Another interesting finding observed in our study was the progressively increasing improvement in FEF25-75, detected in the subgroup of patients requiring OCS maintenance therapy, when compared to subjects not needing regular OCS treatment. It is also noteworthy that the patient subgroup under continuous OCS therapy demonstrated higher baseline blood eosinophil counts, despite OCS treatment. For this cluster of patients, it can be proposed that the reduction of peripheral blood eosinophil numbers, observed at every time point of our study, could have been related to the anti-IL-5 activity exerted by mepolizumab within the context of glucocorticoid-resistant eosinophilic inflammation, and was thus not modifiable by OCS.

This study did feature some limitations. Given its retrospective and multicenter design, some datasets were smaller due to different clinical record-taking across participating centers. Furthermore, as a functional marker of peripheral airflow limitation, we used FEF25-75% predicted, whose role in identifying small airway dysfunction has been thoroughly debated in terms of reproducibility and sensitivity and can be operator-dependent, since flows at percentages of FVC strictly depend on the correct spirometric maneuver [45].
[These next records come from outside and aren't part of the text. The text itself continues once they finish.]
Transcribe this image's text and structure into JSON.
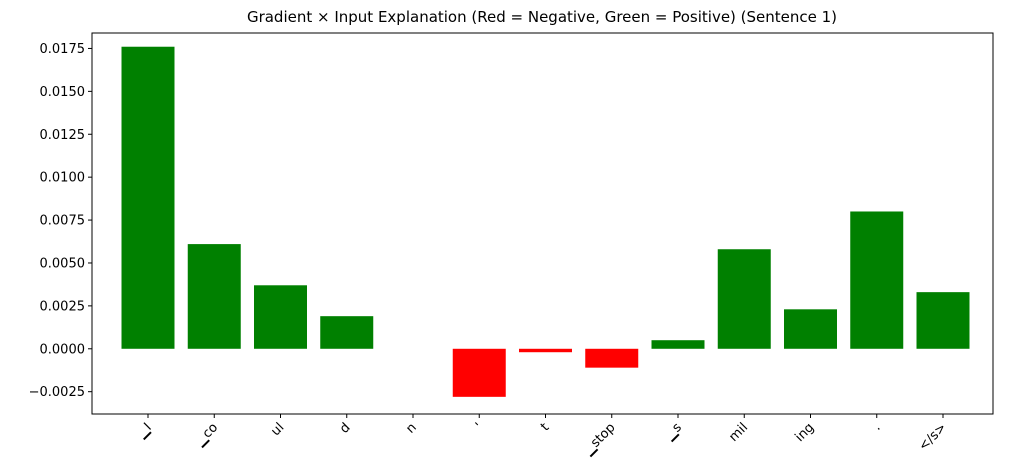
{
  "chart_data": {
    "type": "bar",
    "title": "Gradient × Input Explanation (Red = Negative, Green = Positive) (Sentence 1)",
    "xlabel": "",
    "ylabel": "",
    "categories": [
      "▁I",
      "▁co",
      "ul",
      "d",
      "n",
      "'",
      "t",
      "▁stop",
      "▁s",
      "mil",
      "ing",
      ".",
      "</s>"
    ],
    "values": [
      0.0176,
      0.0061,
      0.0037,
      0.0019,
      0.0,
      -0.0028,
      -0.0002,
      -0.0011,
      0.0005,
      0.0058,
      0.0023,
      0.008,
      0.0033
    ],
    "ylim": [
      -0.0038,
      0.0184
    ],
    "yticks": [
      -0.0025,
      0.0,
      0.0025,
      0.005,
      0.0075,
      0.01,
      0.0125,
      0.015,
      0.0175
    ],
    "ytick_labels": [
      "−0.0025",
      "0.0000",
      "0.0025",
      "0.0050",
      "0.0075",
      "0.0100",
      "0.0125",
      "0.0150",
      "0.0175"
    ],
    "colors": {
      "positive": "#008000",
      "negative": "#ff0000"
    },
    "grid": false,
    "legend": "none"
  }
}
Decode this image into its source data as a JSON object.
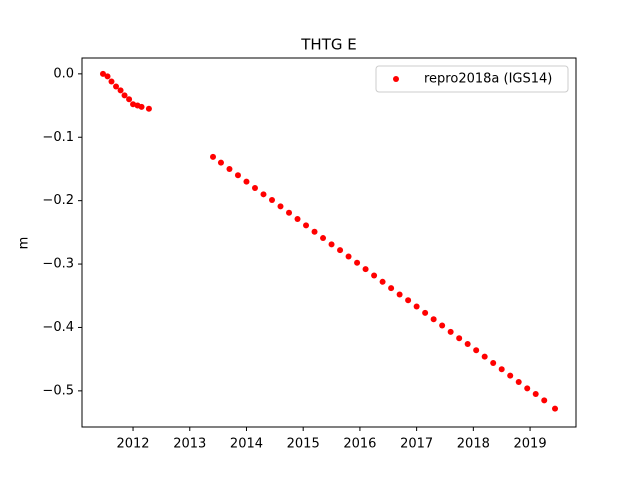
{
  "chart_data": {
    "type": "scatter",
    "title": "THTG E",
    "y_label": "m",
    "x": [
      2011.47,
      2011.55,
      2011.62,
      2011.7,
      2011.78,
      2011.85,
      2011.93,
      2012.0,
      2012.08,
      2012.15,
      2012.28,
      2013.41,
      2013.55,
      2013.7,
      2013.85,
      2014.0,
      2014.15,
      2014.3,
      2014.45,
      2014.6,
      2014.75,
      2014.9,
      2015.05,
      2015.2,
      2015.35,
      2015.5,
      2015.65,
      2015.8,
      2015.95,
      2016.1,
      2016.25,
      2016.4,
      2016.55,
      2016.7,
      2016.85,
      2017.0,
      2017.15,
      2017.3,
      2017.45,
      2017.6,
      2017.75,
      2017.9,
      2018.05,
      2018.2,
      2018.35,
      2018.5,
      2018.65,
      2018.8,
      2018.95,
      2019.1,
      2019.25,
      2019.44
    ],
    "series": [
      {
        "name": "repro2018a (IGS14)",
        "color": "#ff0000",
        "values": [
          0.0,
          -0.004,
          -0.012,
          -0.02,
          -0.026,
          -0.034,
          -0.04,
          -0.048,
          -0.05,
          -0.052,
          -0.055,
          -0.131,
          -0.14,
          -0.15,
          -0.16,
          -0.17,
          -0.18,
          -0.19,
          -0.199,
          -0.209,
          -0.219,
          -0.229,
          -0.239,
          -0.249,
          -0.259,
          -0.269,
          -0.278,
          -0.288,
          -0.298,
          -0.308,
          -0.318,
          -0.328,
          -0.338,
          -0.348,
          -0.357,
          -0.367,
          -0.377,
          -0.387,
          -0.397,
          -0.407,
          -0.417,
          -0.426,
          -0.436,
          -0.446,
          -0.456,
          -0.466,
          -0.476,
          -0.486,
          -0.496,
          -0.505,
          -0.515,
          -0.528
        ]
      }
    ],
    "xlim": [
      2011.1,
      2019.81
    ],
    "xticks": [
      2012,
      2013,
      2014,
      2015,
      2016,
      2017,
      2018,
      2019
    ],
    "ylim": [
      -0.557,
      0.025
    ],
    "yticks": [
      {
        "value": 0.0,
        "label": "0.0"
      },
      {
        "value": -0.1,
        "label": "−0.1"
      },
      {
        "value": -0.2,
        "label": "−0.2"
      },
      {
        "value": -0.3,
        "label": "−0.3"
      },
      {
        "value": -0.4,
        "label": "−0.4"
      },
      {
        "value": -0.5,
        "label": "−0.5"
      }
    ],
    "legend_loc": "upper right",
    "grid": false
  }
}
Our data indicate that despite these limitations, FEF25-75% predicted can be a valuable asset as a first-level assessment for SAD, since it is routinely performed in common clinical practice and could be used as a treatment response parameter. Moreover, these data appear to be even more significant, since they do not come from an RCT. Improvements in FEF25-75% predicted by Mepolizumab in a real-life context highlight the relevance of distal airways as targets for asthma control, since data in recent research showed that SAD affects 50–60% of individuals across the range of persistent asthma severity [10].

5. Conclusions

Even though mepolizumab has already proven to be very effective and well tolerated, results from real-life experiences show that this drug can induce better therapeutic effects than those reported by RCTs. Consistently with such findings, in this study we demonstrated that mepolizumab elicited long-lasting improvements in lung function, especially with regard to relevant increases in small airway caliber. This effect, closely related to the mepolizumab-mediated attenuation of eosinophilic inflammation, probably contributes in a decisive manner to persistent clinical benefits. It is difficult to reliably predict which patients will benefit the most from mepolizumab based on their baseline features. However, we identified subgroups of patients with SEA for whom the lung functional benefits appeared to be more significant, thus providing potentially important insights into our understanding of the phenotypic features associated with a better response in terms of clinical and functional outcomes.